Compared to nanostructured platinum (Pt) catalysts, ordered Pt-based intermetallic nanoparticles supported on a carbon substrate exhibit much enhanced catalytic performance, especially in fuel cell electrocatalysis. However, direct synthesis of homogeneous intermetallic alloy nanocatalysts on carbonaceous supports with high loading is still challenging. Herein, we report a novel synthetic strategy to directly produce highly dispersed MPt alloy nanoparticles (M = Fe, Co, or Ni) on various carbon supports with high catalyst loading. Importantly, a unique bimetallic compound, composed of [M(bpy)₃]²⁺ cation (bpy = 2,2'-bipyridine) and [PtCl₆]^2- anion, evenly decomposes on carbon surface and forms uniformly sized intermetallic nanoparticles with a nitrogen-doped carbon protection layer.

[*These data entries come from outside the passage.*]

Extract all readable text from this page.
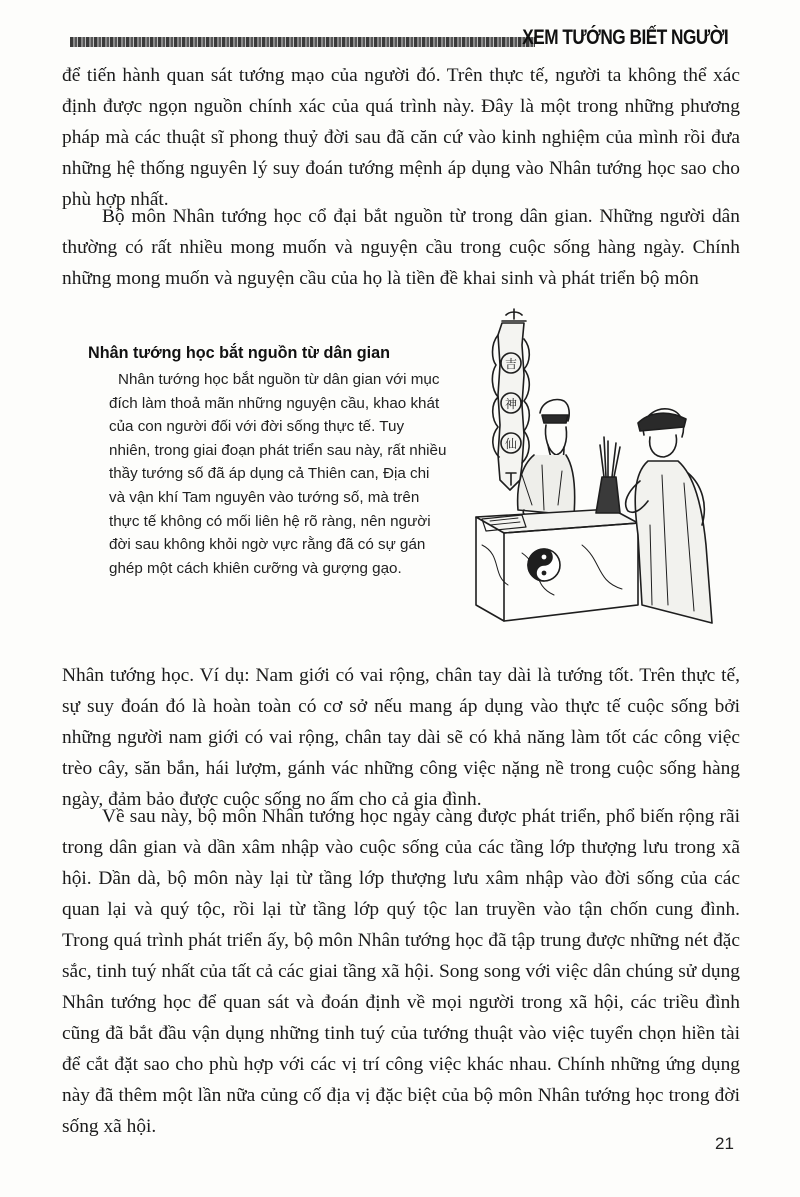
XEM TƯỚNG BIẾT NGƯỜI

để tiến hành quan sát tướng mạo của người đó. Trên thực tế, người ta không thể xác định được ngọn nguồn chính xác của quá trình này. Đây là một trong những phương pháp mà các thuật sĩ phong thuỷ đời sau đã căn cứ vào kinh nghiệm của mình rồi đưa những hệ thống nguyên lý suy đoán tướng mệnh áp dụng vào Nhân tướng học sao cho phù hợp nhất.

Bộ môn Nhân tướng học cổ đại bắt nguồn từ trong dân gian. Những người dân thường có rất nhiều mong muốn và nguyện cầu trong cuộc sống hàng ngày. Chính những mong muốn và nguyện cầu của họ là tiền đề khai sinh và phát triển bộ môn

Nhân tướng học bắt nguồn từ dân gian

Nhân tướng học bắt nguồn từ dân gian với mục đích làm thoả mãn những nguyện cầu, khao khát của con người đối với đời sống thực tế. Tuy nhiên, trong giai đoạn phát triển sau này, rất nhiều thầy tướng số đã áp dụng cả Thiên can, Địa chi và vận khí Tam nguyên vào tướng số, mà trên thực tế không có mối liên hệ rõ ràng, nên người đời sau không khỏi ngờ vực rằng đã có sự gán ghép một cách khiên cưỡng và gượng gạo.

吉
神
仙

Nhân tướng học. Ví dụ: Nam giới có vai rộng, chân tay dài là tướng tốt. Trên thực tế, sự suy đoán đó là hoàn toàn có cơ sở nếu mang áp dụng vào thực tế cuộc sống bởi những người nam giới có vai rộng, chân tay dài sẽ có khả năng làm tốt các công việc trèo cây, săn bắn, hái lượm, gánh vác những công việc nặng nề trong cuộc sống hàng ngày, đảm bảo được cuộc sống no ấm cho cả gia đình.

Về sau này, bộ môn Nhân tướng học ngày càng được phát triển, phổ biến rộng rãi trong dân gian và dần xâm nhập vào cuộc sống của các tầng lớp thượng lưu trong xã hội. Dần dà, bộ môn này lại từ tầng lớp thượng lưu xâm nhập vào đời sống của các quan lại và quý tộc, rồi lại từ tầng lớp quý tộc lan truyền vào tận chốn cung đình. Trong quá trình phát triển ấy, bộ môn Nhân tướng học đã tập trung được những nét đặc sắc, tinh tuý nhất của tất cả các giai tầng xã hội. Song song với việc dân chúng sử dụng Nhân tướng học để quan sát và đoán định về mọi người trong xã hội, các triều đình cũng đã bắt đầu vận dụng những tinh tuý của tướng thuật vào việc tuyển chọn hiền tài để cắt đặt sao cho phù hợp với các vị trí công việc khác nhau. Chính những ứng dụng này đã thêm một lần nữa củng cố địa vị đặc biệt của bộ môn Nhân tướng học trong đời sống xã hội.

21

The excellent oxygen reduction reaction (ORR) activity and stability of the representative reduced graphene oxide (rGO)-supported L1₀-FePt catalyst (37 wt %-FePt/rGO), exhibiting 18.8 times higher specific activity than commercial Pt/C catalyst without degradation over 20 000 cycles, well demonstrate the effectiveness of our synthetic approach toward uniformly alloyed nanoparticles with high homogeneity.